Annuities
Suitability ****
Suitability is the appropriateness of a product recommendation to consumers. Insurance companies have to establish standards and procedures for recommendations to make sure the needs of consumers are properly addressed.
Definition of replacement (same as earlier)
When it is known or should be known to a proposing agent or insurer that a policy is:
- lapsed, forfeited, surrendered, or otherwise terminated
- converted to
- reduced paid up
- extended term or
- reduced in value by the use of nonforfeiture benefits or other policy loans
- amended as to effect either
- a reduction in benefits, or
- a reduction in the term for which coverage otherwise would have been extended
- reissued with any reduction in cash values, or
- used in a financed purchase
Suitability information *****
- age
- annual income
- financial situation and needs
- financial experience
- financial objectives
- intended use of the annuity
- financial time horizon
- existing assets, including life insurance
- liquidity needs
- liquid net worth
- risk tolerance
- tax status
Duties of insurers and insurance representatives *****
When recommending the purchase of annuities the agent must take into account the information gathered from the suitability questionnaire (listed above) and be sure of the following:
- the consumer has been made aware of the features of an annuity, such as surrender charges, tax penalties, and fees
- the consumer would benefit from certain features; tax deferred growth, annuitization, etc.
- if an annuity is being replaced, the replacement must be deemed suitable after considering the following:
- if the consumer will have a surrender charge
- if there will be a new surrender period
- if the consumer will lose existing benefits or be subject to increased fees
- if the consumer will benefit from enhancements and improvements
- if the consumer has had another replacement or exchange within the last 36 months
Before the exchange or replacement, the agent must make reasonable efforts to obtain this suitability information, and if found not suitable the insurance company will not issue the annuity. However, the insurance company or the agent does not have this obligation to the consumer if:
- a recommendation has not been made
- a recommendation was made but was based on inaccurate material supplied by the consumer
- a consumer refused to provide relevant suitability information
- the consumer decides to enter into an annuity against the advice of the agent
Before the replacement, the agent must provide on form DFS-H1-1981 information that compares the difference between the annuity being replaced and the annuity being recommended.
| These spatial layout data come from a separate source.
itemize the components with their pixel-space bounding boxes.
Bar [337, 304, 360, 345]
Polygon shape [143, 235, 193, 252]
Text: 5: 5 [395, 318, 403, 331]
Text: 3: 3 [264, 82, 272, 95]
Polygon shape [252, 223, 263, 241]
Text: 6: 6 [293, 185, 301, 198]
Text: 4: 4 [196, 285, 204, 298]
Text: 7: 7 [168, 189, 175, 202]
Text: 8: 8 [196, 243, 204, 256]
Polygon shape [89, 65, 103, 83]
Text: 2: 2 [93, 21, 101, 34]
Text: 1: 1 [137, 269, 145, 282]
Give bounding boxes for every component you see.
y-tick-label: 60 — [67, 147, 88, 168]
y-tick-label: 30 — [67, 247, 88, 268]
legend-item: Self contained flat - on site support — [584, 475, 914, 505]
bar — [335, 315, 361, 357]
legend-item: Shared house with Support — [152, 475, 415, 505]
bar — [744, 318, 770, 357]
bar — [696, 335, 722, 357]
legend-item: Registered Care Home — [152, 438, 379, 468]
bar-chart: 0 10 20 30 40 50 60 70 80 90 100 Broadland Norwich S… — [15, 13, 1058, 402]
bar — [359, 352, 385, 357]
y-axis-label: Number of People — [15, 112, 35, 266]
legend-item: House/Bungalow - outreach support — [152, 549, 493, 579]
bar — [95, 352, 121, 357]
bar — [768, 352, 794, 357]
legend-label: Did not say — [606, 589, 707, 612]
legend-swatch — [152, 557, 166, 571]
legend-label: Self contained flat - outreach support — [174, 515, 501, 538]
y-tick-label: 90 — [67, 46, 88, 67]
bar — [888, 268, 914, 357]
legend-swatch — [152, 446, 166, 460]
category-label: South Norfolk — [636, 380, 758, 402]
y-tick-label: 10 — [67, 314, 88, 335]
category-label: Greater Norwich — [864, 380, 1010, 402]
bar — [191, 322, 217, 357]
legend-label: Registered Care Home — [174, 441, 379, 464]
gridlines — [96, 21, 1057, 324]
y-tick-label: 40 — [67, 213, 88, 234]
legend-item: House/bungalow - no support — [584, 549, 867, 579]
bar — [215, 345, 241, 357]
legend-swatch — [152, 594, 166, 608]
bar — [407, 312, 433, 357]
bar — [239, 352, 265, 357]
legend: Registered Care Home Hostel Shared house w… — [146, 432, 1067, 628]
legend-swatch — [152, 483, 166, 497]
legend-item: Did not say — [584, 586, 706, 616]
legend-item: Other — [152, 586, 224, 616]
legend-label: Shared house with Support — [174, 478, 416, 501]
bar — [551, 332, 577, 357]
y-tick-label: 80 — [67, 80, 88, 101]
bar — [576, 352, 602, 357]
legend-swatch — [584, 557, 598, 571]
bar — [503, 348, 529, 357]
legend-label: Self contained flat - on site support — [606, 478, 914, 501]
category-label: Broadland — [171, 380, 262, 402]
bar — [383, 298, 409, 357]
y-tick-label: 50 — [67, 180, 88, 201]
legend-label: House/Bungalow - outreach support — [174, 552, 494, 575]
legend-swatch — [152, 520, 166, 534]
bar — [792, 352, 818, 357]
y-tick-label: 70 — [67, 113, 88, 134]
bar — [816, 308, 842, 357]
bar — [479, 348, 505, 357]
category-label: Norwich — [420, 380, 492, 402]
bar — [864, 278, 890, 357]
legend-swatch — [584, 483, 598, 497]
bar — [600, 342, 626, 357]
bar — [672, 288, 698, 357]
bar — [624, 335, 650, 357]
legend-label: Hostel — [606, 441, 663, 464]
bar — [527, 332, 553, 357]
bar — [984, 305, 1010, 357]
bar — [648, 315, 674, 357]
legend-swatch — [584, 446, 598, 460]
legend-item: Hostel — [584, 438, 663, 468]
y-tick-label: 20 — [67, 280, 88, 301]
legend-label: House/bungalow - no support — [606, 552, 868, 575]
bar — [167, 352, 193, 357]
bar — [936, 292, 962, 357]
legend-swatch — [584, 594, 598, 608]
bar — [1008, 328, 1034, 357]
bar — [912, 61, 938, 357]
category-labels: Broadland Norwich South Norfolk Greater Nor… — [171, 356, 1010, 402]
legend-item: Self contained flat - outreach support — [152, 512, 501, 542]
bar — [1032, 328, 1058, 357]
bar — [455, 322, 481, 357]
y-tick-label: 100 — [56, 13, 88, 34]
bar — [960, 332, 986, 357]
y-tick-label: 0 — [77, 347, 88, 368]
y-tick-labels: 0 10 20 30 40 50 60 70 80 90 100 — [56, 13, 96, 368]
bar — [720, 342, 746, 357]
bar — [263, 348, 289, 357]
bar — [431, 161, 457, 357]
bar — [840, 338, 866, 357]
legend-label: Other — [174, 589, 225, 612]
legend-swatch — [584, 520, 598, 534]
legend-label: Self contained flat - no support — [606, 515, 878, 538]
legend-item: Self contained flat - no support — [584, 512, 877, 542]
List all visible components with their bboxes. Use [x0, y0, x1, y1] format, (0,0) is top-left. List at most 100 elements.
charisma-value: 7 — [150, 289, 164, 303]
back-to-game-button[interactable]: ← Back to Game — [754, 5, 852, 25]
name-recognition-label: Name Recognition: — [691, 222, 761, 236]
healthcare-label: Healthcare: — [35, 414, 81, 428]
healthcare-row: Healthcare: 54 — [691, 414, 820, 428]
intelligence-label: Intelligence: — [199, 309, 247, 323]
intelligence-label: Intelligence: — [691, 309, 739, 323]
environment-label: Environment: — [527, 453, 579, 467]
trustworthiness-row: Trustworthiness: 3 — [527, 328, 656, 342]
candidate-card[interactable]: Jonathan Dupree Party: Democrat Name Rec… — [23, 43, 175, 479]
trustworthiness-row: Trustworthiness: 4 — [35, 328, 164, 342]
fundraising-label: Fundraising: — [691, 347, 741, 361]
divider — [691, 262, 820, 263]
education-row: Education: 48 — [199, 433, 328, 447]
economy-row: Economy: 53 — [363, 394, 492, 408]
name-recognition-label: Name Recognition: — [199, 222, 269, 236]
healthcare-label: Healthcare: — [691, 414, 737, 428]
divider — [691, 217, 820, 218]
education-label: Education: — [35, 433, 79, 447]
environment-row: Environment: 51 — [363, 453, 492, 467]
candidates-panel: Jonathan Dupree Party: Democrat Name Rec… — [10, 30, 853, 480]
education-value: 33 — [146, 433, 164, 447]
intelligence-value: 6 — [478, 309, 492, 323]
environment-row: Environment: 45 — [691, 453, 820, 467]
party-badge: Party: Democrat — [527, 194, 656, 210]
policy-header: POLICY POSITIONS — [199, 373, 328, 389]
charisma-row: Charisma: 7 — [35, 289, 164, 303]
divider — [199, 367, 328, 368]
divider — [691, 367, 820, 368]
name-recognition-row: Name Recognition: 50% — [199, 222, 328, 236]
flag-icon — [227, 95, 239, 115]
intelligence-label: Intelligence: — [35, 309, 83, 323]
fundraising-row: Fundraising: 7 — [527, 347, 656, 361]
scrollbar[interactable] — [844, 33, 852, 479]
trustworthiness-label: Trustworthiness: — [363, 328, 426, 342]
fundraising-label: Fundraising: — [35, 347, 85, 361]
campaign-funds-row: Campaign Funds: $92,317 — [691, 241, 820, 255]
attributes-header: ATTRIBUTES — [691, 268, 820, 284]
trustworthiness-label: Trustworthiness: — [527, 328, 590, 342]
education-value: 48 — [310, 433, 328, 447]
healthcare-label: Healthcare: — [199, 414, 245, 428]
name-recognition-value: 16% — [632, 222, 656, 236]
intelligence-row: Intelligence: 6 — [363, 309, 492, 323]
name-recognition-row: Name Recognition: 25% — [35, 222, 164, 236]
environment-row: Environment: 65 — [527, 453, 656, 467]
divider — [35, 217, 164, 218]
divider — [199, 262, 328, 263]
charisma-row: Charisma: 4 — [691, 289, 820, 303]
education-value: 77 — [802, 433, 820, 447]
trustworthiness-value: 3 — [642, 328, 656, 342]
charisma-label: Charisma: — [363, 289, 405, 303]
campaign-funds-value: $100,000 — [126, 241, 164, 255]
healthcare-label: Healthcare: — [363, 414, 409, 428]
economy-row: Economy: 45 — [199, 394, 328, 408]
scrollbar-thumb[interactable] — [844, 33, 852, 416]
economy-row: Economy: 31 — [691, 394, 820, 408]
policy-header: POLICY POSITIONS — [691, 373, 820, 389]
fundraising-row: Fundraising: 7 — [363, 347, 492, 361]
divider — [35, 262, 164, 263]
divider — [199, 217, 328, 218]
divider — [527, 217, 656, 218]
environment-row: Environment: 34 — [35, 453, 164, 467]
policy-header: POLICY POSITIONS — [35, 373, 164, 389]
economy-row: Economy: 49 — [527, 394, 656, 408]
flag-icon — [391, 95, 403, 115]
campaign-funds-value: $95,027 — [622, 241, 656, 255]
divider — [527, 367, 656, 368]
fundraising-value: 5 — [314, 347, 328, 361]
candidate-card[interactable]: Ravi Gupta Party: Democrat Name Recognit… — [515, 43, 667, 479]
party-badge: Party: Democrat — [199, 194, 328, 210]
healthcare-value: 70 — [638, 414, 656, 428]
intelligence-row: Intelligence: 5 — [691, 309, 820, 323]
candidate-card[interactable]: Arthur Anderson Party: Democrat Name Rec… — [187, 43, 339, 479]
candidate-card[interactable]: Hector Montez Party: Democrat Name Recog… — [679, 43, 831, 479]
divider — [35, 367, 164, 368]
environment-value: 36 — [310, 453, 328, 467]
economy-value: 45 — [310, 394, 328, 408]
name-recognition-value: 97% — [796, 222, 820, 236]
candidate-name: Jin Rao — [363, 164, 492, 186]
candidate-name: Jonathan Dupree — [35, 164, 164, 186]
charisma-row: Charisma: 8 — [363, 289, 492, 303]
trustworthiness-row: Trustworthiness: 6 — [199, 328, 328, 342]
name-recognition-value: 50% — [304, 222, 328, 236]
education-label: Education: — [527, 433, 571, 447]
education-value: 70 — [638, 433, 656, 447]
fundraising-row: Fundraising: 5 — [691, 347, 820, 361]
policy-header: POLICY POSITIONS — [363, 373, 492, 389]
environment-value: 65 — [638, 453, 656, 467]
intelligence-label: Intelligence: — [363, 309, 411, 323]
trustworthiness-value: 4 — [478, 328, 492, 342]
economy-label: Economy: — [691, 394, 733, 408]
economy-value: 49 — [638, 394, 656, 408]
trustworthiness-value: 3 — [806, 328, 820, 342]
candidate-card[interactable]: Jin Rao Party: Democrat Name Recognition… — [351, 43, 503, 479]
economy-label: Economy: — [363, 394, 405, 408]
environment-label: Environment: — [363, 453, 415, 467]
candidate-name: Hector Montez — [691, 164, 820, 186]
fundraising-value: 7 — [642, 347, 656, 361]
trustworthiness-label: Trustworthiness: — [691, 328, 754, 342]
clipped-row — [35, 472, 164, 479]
Insurance companies must establish a supervision system to monitor compliance with this section. Such a system includes:
- informing agents of these requirements and putting those requirements in training manuals
- providing product-specific training and materials
- maintaining procedures for the review of each recommendation before issuance of an annuity
- maintain reasonable procedures to detect recommendations that are not suitable
- providing annual reports to senior managers responsible for audit functions; this is designed to determine the effectiveness of the supervision system
Record keeping
Information collected to determine suitability must be kept for five years.
Prohibited practices
Annuities issued to seniors age 65 or older must have surrender charges on a reduced schedule so that there are no charges after the end of the 10th year of the policy, and surrender charges can not exceed 10% of the amount withdrawn.